The programme then aired his conversation with a Mumbai doctor, Sashank Joshi, who said he was experienced in treating Covid patients.
“Dr Sashank, I would like you to tell people about the second wave. How different is it medically, what precautions are necessary?” Modi asked.
“Thank you, sir. This second deluge, which has come in rapidly, is fastermoving than the first wave,” the doctor replied. “But the good thing is that the recovery rate is higher and the mortality rate pretty low.”
Modi made encouraging noises.
“There is absolutely no need to be scared,” the doctor continued. “What they call ‘mutation’, there’s absolutely no need to be afraid of that. These mutations keep happening the way we change clothes, the virus keeps changing its colours. There is nothing to fear and we shall overcome this wave too.”
Dr Sashank spoke out against people running after “expensive treatments”, referring by name to remdesivir, a key anti-Covid drug that happens to be in short supply. He urged people to rely on cheap medicines.
“Sir, I want to clarify that we have the world’s best treatment available. You will see that India has the best recovery rate. If you compare Europe, America, our patients are recovering through our treatment protocols,” the doctor said.
India’s recovery rate happens to be among the world’s best but experts have suggested this owes mainly to the country having a younger population compared to Western nations. Besides, there have been allegations of gross and deliberate underreporting of Covid deaths, which if true would artificially inflate the apparent recovery rate.
Modi also spoke to a Kashmiri doctor, Naveed Nazeer Shah, who too said the second wave was nothing to panic about and urged people to maintain Covid protocols and take the vaccine.

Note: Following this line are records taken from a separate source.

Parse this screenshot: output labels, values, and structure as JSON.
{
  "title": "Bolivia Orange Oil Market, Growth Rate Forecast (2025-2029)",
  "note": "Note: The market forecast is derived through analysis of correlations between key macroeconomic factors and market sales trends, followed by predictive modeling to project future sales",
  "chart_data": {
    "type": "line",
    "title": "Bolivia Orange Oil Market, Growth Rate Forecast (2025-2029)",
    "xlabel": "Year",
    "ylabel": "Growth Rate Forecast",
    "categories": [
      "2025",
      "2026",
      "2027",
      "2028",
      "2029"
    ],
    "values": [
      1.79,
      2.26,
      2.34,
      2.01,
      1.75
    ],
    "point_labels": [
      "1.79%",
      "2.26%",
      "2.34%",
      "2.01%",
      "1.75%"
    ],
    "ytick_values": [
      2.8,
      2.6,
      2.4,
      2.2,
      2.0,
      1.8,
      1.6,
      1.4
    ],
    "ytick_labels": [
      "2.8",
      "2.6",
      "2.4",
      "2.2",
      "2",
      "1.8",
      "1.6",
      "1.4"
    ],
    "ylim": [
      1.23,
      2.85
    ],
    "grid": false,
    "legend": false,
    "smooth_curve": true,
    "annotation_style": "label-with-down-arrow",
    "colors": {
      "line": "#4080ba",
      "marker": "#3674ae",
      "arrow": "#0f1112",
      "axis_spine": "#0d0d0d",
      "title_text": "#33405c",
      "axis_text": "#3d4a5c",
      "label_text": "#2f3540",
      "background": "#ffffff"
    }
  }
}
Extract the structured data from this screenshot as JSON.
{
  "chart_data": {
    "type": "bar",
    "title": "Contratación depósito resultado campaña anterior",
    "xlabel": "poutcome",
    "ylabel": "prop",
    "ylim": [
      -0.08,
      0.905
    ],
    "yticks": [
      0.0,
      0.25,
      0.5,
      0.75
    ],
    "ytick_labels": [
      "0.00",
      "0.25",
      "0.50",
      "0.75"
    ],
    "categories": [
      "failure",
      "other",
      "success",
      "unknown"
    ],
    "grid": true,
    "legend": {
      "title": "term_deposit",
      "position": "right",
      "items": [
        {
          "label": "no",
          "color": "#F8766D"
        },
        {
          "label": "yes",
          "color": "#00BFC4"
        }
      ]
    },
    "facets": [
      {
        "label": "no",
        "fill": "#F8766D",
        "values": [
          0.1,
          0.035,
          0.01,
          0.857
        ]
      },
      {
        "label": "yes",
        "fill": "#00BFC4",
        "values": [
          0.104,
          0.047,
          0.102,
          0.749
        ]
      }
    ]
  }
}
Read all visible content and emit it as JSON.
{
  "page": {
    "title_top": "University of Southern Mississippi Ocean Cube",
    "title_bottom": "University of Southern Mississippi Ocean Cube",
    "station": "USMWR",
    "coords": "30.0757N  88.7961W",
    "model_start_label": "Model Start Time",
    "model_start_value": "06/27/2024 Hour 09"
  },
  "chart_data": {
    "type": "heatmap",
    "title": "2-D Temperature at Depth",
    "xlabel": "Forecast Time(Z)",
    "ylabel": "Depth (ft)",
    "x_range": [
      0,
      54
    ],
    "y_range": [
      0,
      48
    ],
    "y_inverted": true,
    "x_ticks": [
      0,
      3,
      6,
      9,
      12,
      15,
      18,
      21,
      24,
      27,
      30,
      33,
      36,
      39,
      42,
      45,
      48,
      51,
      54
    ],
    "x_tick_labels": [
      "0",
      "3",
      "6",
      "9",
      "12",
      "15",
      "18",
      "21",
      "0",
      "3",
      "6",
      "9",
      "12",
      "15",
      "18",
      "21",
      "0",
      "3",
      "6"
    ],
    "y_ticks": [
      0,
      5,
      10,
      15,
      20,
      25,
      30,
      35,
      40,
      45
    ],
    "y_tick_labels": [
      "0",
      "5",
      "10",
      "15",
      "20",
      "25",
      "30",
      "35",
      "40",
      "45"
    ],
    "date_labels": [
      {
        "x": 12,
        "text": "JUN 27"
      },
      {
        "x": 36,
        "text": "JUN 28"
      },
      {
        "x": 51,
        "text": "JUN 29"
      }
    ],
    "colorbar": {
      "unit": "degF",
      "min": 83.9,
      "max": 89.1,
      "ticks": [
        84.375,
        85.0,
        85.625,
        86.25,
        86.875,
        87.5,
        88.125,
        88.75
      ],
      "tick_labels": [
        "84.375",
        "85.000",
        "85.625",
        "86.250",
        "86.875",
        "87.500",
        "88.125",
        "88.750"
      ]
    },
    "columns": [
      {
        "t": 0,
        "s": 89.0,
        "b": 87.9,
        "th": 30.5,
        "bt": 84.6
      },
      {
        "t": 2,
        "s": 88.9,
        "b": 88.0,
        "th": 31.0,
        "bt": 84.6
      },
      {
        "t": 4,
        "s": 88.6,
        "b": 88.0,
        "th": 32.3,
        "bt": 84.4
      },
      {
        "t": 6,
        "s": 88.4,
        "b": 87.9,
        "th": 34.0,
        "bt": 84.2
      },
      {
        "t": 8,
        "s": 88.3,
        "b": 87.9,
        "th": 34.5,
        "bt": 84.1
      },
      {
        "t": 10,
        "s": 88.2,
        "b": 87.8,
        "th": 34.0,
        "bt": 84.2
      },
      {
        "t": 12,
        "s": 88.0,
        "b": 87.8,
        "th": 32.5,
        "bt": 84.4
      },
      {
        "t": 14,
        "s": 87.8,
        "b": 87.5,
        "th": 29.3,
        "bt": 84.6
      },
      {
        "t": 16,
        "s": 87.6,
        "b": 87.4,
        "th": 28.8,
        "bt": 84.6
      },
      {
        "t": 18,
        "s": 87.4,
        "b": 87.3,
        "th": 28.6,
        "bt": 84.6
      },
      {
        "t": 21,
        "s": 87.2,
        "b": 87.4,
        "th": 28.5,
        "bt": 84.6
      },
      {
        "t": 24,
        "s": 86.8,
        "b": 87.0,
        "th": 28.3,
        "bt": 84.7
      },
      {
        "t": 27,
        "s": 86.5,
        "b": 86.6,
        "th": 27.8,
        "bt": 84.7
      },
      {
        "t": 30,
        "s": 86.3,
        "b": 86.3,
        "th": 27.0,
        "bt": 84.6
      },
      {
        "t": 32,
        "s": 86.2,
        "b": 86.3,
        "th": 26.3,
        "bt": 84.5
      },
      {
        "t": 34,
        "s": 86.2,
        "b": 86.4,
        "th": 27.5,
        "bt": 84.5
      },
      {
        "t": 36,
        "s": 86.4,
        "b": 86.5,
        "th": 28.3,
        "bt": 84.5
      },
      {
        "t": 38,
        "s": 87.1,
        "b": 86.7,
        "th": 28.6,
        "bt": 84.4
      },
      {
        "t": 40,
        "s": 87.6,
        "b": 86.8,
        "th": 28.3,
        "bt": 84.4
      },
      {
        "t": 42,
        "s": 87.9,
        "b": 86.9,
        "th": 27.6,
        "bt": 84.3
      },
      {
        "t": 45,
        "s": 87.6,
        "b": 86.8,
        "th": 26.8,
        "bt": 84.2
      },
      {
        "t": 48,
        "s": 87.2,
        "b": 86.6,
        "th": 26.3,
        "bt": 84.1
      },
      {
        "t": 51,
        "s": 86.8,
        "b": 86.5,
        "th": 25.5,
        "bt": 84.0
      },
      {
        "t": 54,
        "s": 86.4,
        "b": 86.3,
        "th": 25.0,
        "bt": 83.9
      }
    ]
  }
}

Unlike last year when he had dictated measures like a nationwide lockdown, Modi on Sunday appeared to leave the Covid battle to the states, much as his government has done in the matter of the vaccination of those aged 18 to 45.
“The Government of India is applying its entire might to give a fillip to the endeavours of the state governments,” Modi said. “The state governments too are trying their best to fulfil their responsibilities.”
The Modi administration’s attempts to lob the ball in the states’ court is being widely seen as a way of ensuring that the state governments, and not the Centre, face the fire for the suffering caused by the second wave of the epidemic.
BJP managers have been blaming the Opposition-ruled states even for the oxygen crisis at their hospitals, accusing them of mismanaging the distribution of the gas allotted by the Centre.